If the output is always Latin 1, that at least makes it easy to pass the right locale to reinplace.

The output could be plain ASCII (but I guess that wouldn't be a problem), but not all modules use ExtUtiles::MakeMaker, I've seen at least on Makefile.PL directly generating the Makefile.

comment:10 Changed 10 years ago by mojca (Mojca Miklavec)

We are neither recoding files nor changing any non-ascii portions of the text. So I would say that encoding is pretty much irrelevant even if it's not Latin 1, as long as it's kept intact. The "C" local should do just as well.

comment:11 Changed 10 years ago by mojca (Mojca Miklavec)

See also #44630.

At least the following ports are affected (but there might be more):

  • p5-io-all
  • p5-spiffy
  • p5-test-base
  • p5-yaml
  • p5-yaml-libyaml

comment:12 in reply to:  10 Changed 10 years ago by danielluke (Daniel J. Luke)

Replying to mojca@…:

We are neither recoding files nor changing any non-ascii portions of the text. So I would say that encoding is pretty much irrelevant even if it's not Latin 1, as long as it's kept intact. The "C" local should do just as well.

+1 for adding -locale C to the reinplace calls in the perl5 portgroup

comment:13 Changed 10 years ago by danielluke (Daniel J. Luke)

Resolution: fixed
Status: newclosed

comment:14 Changed 10 years ago by mojca (Mojca Miklavec)

Please also remove the patch in the other four ports then.

comment:15 in reply to:  14 Changed 10 years ago by danielluke (Daniel J. Luke)

Replying to mojca@…:

Please also remove the patch in the other four ports then.

done, although since the perl5 portgroup change didn't break them, I don't believe I really had an obligation to correct them.

comment:16 Changed 10 years ago by mojca (Mojca Miklavec)

Thank you. I'm just cross-referencing the numbers (r123726, r123727, r123728, r123729). Sure, the ports weren't broken, but we would probably forget to remove the patch(es) later and could keep them forever without any good reason.

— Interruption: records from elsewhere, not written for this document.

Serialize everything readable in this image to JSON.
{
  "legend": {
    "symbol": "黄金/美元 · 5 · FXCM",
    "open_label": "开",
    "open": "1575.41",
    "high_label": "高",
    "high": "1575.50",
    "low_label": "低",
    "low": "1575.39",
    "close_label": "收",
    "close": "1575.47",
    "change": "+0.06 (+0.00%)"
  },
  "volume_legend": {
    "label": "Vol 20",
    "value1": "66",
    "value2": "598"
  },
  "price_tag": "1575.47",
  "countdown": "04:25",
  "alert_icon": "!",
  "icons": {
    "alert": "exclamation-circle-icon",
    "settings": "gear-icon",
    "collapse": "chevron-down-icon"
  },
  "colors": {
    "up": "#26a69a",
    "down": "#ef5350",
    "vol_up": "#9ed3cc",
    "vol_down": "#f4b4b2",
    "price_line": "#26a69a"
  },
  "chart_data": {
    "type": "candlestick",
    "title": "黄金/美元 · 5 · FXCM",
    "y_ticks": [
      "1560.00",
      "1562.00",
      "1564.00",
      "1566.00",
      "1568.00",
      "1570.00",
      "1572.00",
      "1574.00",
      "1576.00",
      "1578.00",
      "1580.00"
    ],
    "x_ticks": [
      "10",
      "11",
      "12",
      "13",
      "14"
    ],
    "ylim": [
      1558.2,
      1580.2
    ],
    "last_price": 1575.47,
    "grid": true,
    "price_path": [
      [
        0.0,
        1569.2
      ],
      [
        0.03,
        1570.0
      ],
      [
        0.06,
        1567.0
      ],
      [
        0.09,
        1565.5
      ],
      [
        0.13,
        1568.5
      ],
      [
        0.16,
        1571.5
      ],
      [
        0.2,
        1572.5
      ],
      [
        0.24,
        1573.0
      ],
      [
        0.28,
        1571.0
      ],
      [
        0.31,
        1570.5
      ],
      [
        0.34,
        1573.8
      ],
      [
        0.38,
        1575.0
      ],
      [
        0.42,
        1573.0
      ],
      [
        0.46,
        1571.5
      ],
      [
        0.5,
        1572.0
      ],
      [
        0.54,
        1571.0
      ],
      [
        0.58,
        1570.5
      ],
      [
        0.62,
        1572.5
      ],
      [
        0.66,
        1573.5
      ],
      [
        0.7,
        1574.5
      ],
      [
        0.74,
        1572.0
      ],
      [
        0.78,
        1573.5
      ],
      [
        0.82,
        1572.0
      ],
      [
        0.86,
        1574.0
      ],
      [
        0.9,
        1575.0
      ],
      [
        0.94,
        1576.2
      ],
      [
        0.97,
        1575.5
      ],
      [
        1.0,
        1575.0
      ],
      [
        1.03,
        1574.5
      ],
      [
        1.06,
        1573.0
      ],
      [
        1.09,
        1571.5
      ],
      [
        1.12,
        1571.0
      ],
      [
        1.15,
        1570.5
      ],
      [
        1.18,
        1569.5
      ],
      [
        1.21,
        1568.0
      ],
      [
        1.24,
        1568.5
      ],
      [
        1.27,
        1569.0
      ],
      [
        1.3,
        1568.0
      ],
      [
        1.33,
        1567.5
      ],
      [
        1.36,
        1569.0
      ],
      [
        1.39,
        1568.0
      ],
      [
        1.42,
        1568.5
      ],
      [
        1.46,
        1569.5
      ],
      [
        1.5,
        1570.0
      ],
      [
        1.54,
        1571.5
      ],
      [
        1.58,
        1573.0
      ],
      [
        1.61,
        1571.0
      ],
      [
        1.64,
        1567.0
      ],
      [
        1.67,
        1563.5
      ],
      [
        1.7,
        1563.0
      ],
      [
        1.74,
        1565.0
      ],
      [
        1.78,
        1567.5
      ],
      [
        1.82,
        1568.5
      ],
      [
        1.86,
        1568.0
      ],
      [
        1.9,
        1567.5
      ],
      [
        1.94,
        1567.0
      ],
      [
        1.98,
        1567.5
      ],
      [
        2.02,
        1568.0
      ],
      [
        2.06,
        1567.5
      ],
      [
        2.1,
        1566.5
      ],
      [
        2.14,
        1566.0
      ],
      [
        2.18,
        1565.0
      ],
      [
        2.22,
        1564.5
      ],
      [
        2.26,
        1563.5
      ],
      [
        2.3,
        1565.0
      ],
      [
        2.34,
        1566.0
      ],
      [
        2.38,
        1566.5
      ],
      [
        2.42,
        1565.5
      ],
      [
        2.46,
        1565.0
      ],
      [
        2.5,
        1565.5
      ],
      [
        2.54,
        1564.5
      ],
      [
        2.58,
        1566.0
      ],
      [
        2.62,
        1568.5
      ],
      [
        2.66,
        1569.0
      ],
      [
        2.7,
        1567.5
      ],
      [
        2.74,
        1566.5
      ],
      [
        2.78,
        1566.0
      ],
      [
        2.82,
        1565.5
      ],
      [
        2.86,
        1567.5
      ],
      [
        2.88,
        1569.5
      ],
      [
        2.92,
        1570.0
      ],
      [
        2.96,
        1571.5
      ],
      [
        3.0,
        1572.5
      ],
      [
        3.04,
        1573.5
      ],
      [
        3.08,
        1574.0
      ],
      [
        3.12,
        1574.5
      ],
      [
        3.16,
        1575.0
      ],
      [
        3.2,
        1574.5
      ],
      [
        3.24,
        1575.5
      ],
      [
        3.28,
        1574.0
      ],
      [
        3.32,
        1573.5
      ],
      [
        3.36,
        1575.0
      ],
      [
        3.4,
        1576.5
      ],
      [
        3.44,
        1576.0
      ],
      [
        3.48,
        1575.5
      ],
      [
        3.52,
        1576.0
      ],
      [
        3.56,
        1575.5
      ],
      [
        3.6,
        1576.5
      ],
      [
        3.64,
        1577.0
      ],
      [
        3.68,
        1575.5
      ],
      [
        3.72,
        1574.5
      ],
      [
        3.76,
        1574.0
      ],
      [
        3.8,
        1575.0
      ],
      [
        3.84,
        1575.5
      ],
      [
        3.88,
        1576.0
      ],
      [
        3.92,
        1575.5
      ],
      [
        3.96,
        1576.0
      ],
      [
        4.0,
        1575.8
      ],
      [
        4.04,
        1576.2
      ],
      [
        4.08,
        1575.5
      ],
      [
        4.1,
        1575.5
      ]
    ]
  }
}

comment:17 in reply to:  16 Changed 10 years ago by danielluke (Daniel J. Luke)

Replying to mojca@…:

Sure, the ports weren't broken, but we would probably forget to remove the patch(es) later and could keep them forever without any good reason.

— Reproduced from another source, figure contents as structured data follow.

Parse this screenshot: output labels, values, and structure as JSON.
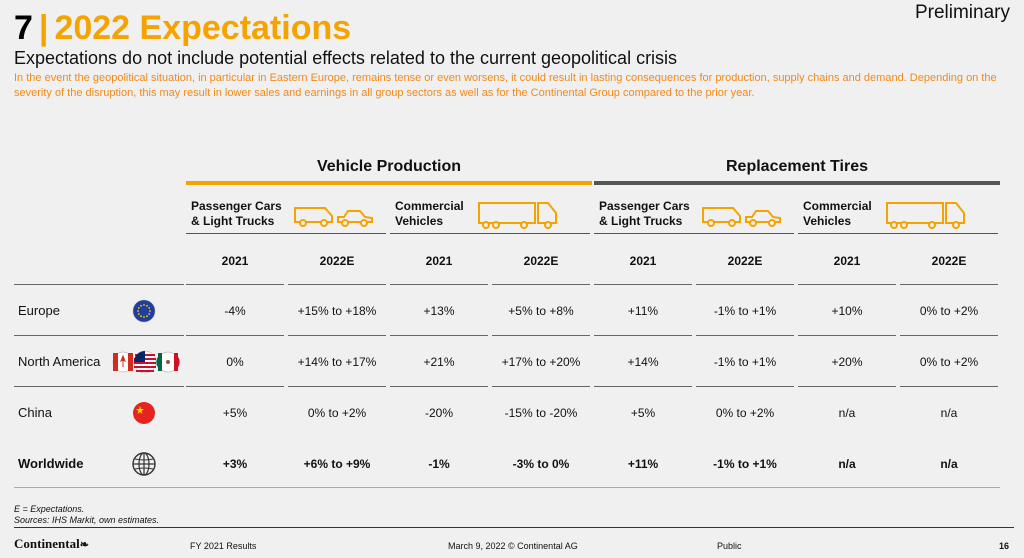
{
  "header": {
    "number": "7",
    "separator": "|",
    "title": "2022 Expectations",
    "status": "Preliminary",
    "subtitle": "Expectations do not include potential effects related to the current geopolitical crisis",
    "disclaimer": "In the event the geopolitical situation, in particular in Eastern Europe, remains tense or even worsens, it could result in lasting consequences for production, supply chains and demand. Depending on the severity of the disruption, this may result in lower sales and earnings in all group sectors as well as for the Continental Group compared to the prior year."
  },
  "groups": [
    "Vehicle Production",
    "Replacement Tires"
  ],
  "vehicle_types": [
    {
      "line1": "Passenger Cars",
      "line2": "& Light Trucks",
      "icon": "car-icon"
    },
    {
      "line1": "Commercial",
      "line2": "Vehicles",
      "icon": "truck-icon"
    },
    {
      "line1": "Passenger Cars",
      "line2": "& Light Trucks",
      "icon": "car-icon"
    },
    {
      "line1": "Commercial",
      "line2": "Vehicles",
      "icon": "truck-icon"
    }
  ],
  "years": [
    "2021",
    "2022E",
    "2021",
    "2022E",
    "2021",
    "2022E",
    "2021",
    "2022E"
  ],
  "rows": [
    {
      "region": "Europe",
      "icon": "eu-flag-icon",
      "values": [
        "-4%",
        "+15% to +18%",
        "+13%",
        "+5% to +8%",
        "+11%",
        "-1% to +1%",
        "+10%",
        "0% to +2%"
      ]
    },
    {
      "region": "North America",
      "icon": "north-america-flags-icon",
      "values": [
        "0%",
        "+14% to +17%",
        "+21%",
        "+17% to +20%",
        "+14%",
        "-1% to +1%",
        "+20%",
        "0% to +2%"
      ]
    },
    {
      "region": "China",
      "icon": "china-flag-icon",
      "values": [
        "+5%",
        "0% to +2%",
        "-20%",
        "-15% to -20%",
        "+5%",
        "0% to +2%",
        "n/a",
        "n/a"
      ]
    },
    {
      "region": "Worldwide",
      "icon": "globe-icon",
      "values": [
        "+3%",
        "+6% to +9%",
        "-1%",
        "-3% to 0%",
        "+11%",
        "-1% to +1%",
        "n/a",
        "n/a"
      ]
    }
  ],
  "footnotes": [
    "E = Expectations.",
    "Sources: IHS Markit, own estimates."
  ],
  "footer": {
    "logo": "Continental",
    "report": "FY 2021 Results",
    "date": "March 9, 2022 © Continental AG",
    "classification": "Public",
    "page": "16"
  },
  "colors": {
    "accent": "#f5a300",
    "disclaimer": "#f08a1c",
    "line_dark": "#555555",
    "background": "#f0f0f0"
  }
}
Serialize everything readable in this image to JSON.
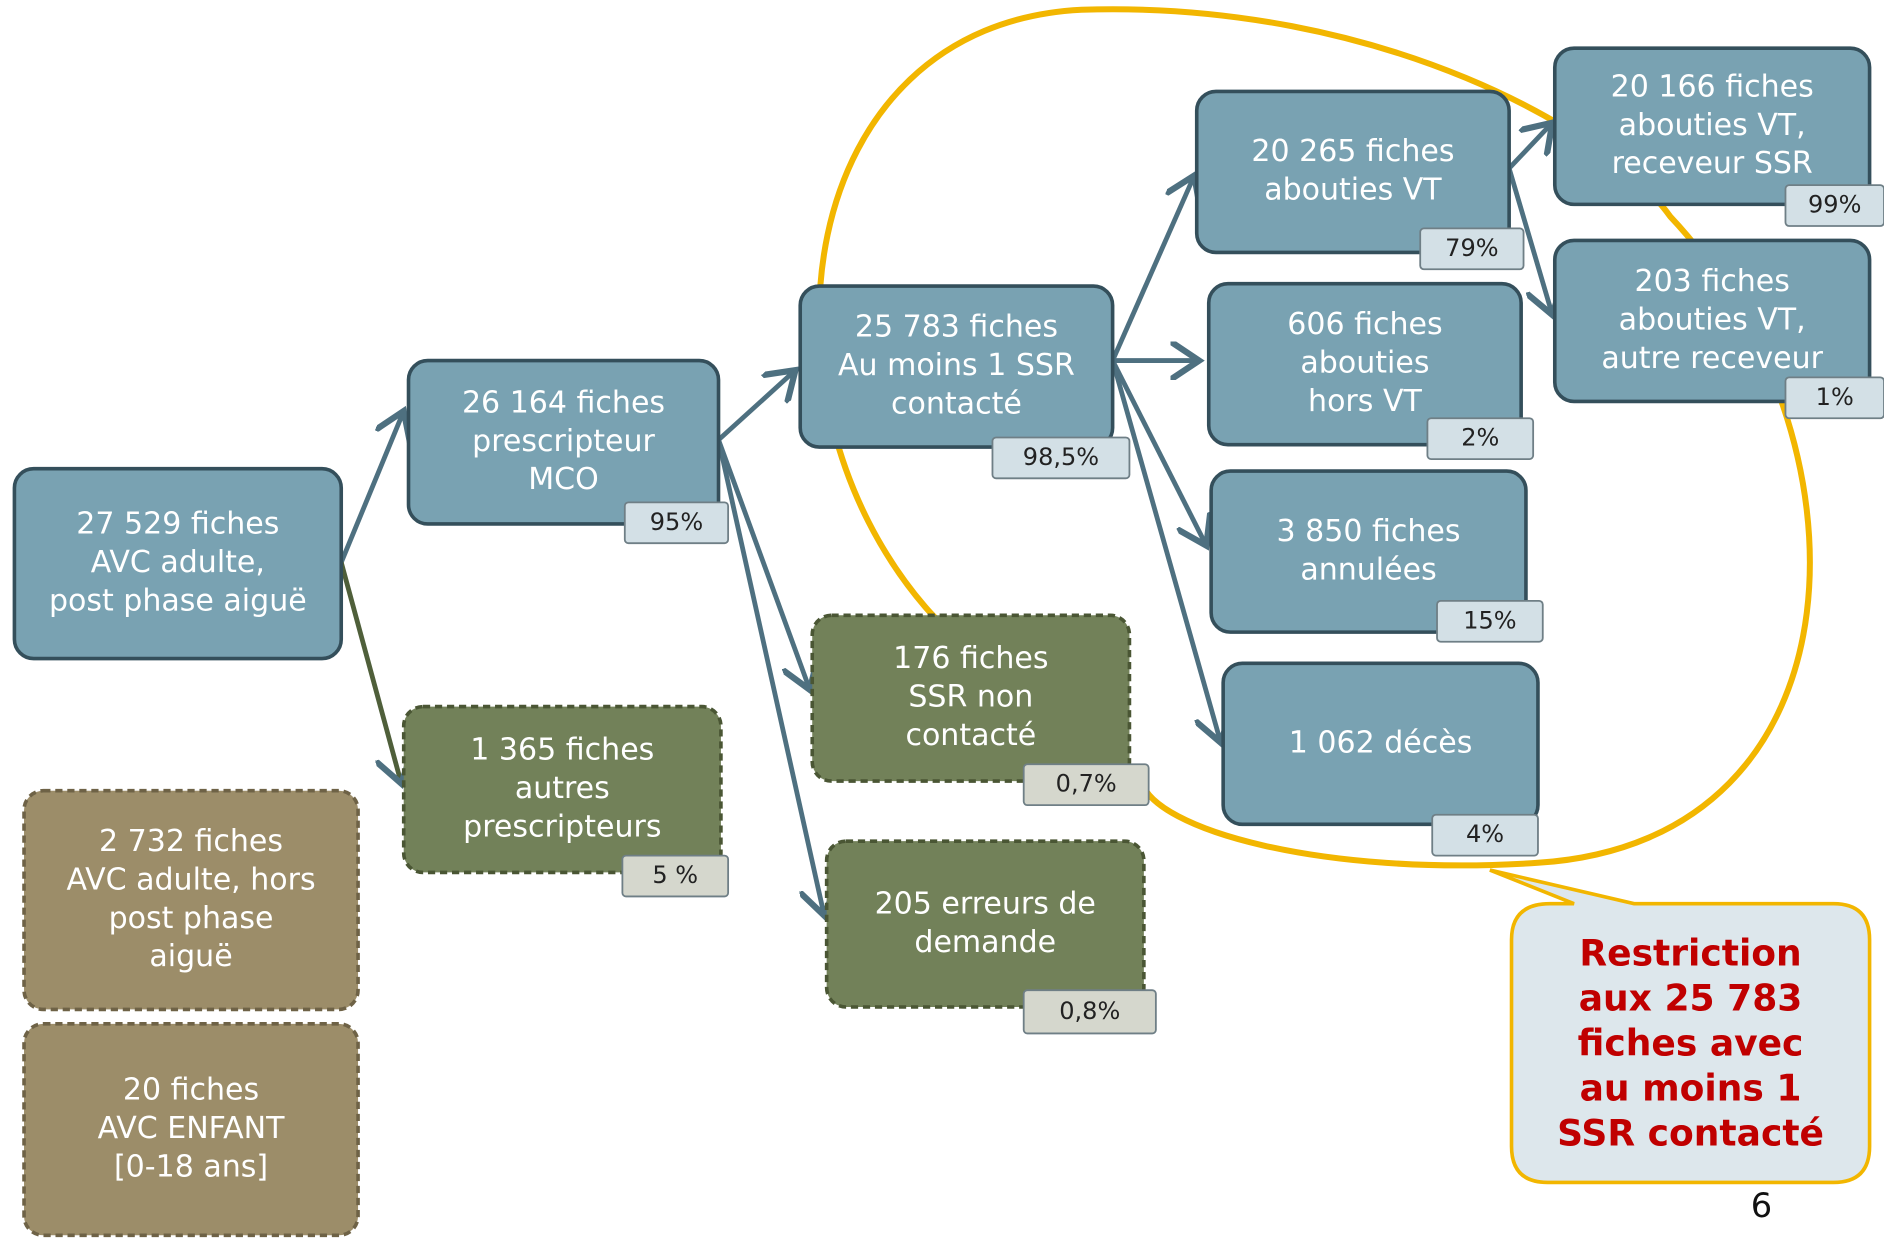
{
  "nodes": [
    {
      "lines": [
        "27 529 fiches",
        "AVC adulte,",
        "post phase aiguë"
      ]
    },
    {
      "lines": [
        "26 164 fiches",
        "prescripteur",
        "MCO"
      ],
      "percent": "95%"
    },
    {
      "lines": [
        "1 365 fiches",
        "autres",
        "prescripteurs"
      ],
      "percent": "5 %"
    },
    {
      "lines": [
        "2 732 fiches",
        "AVC adulte, hors",
        "post phase",
        "aiguë"
      ]
    },
    {
      "lines": [
        "20 fiches",
        "AVC ENFANT",
        "[0-18 ans]"
      ]
    },
    {
      "lines": [
        "25 783 fiches",
        "Au moins 1 SSR",
        "contacté"
      ],
      "percent": "98,5%"
    },
    {
      "lines": [
        "176 fiches",
        "SSR non",
        "contacté"
      ],
      "percent": "0,7%"
    },
    {
      "lines": [
        "205 erreurs de",
        "demande"
      ],
      "percent": "0,8%"
    },
    {
      "lines": [
        "20 265 fiches",
        "abouties VT"
      ],
      "percent": "79%"
    },
    {
      "lines": [
        "606 fiches",
        "abouties",
        "hors VT"
      ],
      "percent": "2%"
    },
    {
      "lines": [
        "3 850 fiches",
        "annulées"
      ],
      "percent": "15%"
    },
    {
      "lines": [
        "1 062 décès"
      ],
      "percent": "4%"
    },
    {
      "lines": [
        "20 166 fiches",
        "abouties VT,",
        "receveur SSR"
      ],
      "percent": "99%"
    },
    {
      "lines": [
        "203 fiches",
        "abouties VT,",
        "autre receveur"
      ],
      "percent": "1%"
    }
  ],
  "callout": {
    "lines": [
      "Restriction",
      "aux 25 783",
      "fiches avec",
      "au moins 1",
      "SSR contacté"
    ]
  },
  "page_number": "6"
}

historically, it has been up to the individual port maintainers to handle non-breaking modifications to base (or portgroups), not the person/persons making changes to base or portgroups.

comment:18 Changed 10 years ago by mojca (Mojca Miklavec)

(You can probably also move the checksums out of the brackets in p5-test-base.)